Makram's Thoughts

How to Use Git

#git #sourcecontrol #tutorial

Every once in a while, there is a post that makes it to the top 10 of either HackerNews or /r/programming that has Git as a topic. It's either about Git itself, perhaps some obscure trick, or some huge flaw in the CLI, or about how much more complicated it is than the good-ole-days of Subversion, Perforce, and how Mercurial is so much simpler.

The comments section almost always devolves into a Git bashing fest. Not that I'm in love with Git - it's kind of like a carpenter saying he's in love with his hammer. I have been using Git daily since 2012, and around 2015, I felt like I finally reached a level of productivity that I was comfortable with.

Before that point, I was all aboard the Git-bashing train. It's CLI UI sucks! checkout does so many things! There's nothing as good as TortoiseSVN (great software by the way - highly recommend if you're using Subversion on Windows)! The man pages are like reading rocket science papers!

Before Git, I used Subversion, both in university and in a professional setting. I mention this because most people say if you understand Git, you never really used any other SCM system, and this is simply false, since the human mind is more than capable at understanding many different methods to doing "the same thing" (in this context, this "thing" is source code control).

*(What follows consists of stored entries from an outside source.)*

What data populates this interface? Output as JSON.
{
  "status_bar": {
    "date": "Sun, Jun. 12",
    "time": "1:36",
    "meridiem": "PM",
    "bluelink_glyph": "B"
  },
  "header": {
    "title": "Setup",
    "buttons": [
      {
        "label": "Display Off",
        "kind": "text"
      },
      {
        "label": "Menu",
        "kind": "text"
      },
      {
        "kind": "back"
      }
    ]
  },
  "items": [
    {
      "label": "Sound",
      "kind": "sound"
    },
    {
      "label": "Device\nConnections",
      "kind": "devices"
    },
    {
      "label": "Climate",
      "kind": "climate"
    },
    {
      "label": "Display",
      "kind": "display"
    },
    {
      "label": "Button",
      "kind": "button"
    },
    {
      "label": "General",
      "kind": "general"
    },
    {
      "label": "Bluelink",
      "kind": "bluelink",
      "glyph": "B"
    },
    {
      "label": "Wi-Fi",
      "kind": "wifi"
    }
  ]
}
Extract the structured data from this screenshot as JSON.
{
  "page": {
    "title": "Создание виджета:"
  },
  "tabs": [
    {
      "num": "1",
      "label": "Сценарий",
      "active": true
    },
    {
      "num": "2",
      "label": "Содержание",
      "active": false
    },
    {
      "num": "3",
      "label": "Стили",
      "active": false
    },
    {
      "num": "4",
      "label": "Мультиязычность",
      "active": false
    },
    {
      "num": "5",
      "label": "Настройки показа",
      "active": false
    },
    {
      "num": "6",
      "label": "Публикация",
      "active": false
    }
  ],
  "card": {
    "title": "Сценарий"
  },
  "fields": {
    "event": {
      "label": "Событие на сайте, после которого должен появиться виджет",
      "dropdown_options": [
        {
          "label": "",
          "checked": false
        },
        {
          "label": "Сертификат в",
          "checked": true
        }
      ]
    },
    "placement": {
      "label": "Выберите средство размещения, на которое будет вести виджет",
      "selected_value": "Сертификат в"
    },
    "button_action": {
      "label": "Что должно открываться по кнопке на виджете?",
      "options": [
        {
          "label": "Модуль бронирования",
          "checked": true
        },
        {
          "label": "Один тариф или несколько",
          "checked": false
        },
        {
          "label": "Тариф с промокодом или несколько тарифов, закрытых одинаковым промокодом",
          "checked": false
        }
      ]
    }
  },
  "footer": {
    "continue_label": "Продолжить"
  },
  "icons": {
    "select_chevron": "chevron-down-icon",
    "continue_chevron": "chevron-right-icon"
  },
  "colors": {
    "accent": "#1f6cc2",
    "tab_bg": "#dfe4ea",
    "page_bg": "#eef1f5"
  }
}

In this post, I'd like to share the knowledge of Git needed to be quite productive. I'm not going to explain the internals of Git - because I don't know them! I have no idea how Git is implemented. I read an article about it some time ago, but knowledge of Git's internals is completely unnecessary to understanding how to use Git effectively. Do you think a carpenter knows exactly what their hammer's metal alloy is? Or handle's source of wood is?

Note: this will not be a fully self-contained tutorial. I expect the reader, as someone who uses Git, to be familiar with looking up and reading Git documentation, at least the manpages that are available via the --help flag for each Git command.

Create a New Repository: init

If you want to create your very own Git repository, I have just one word for you: init.

$ mkdir -p myrepo && cd myrepo
$ git init

Voila! You have yourself your own Git repository.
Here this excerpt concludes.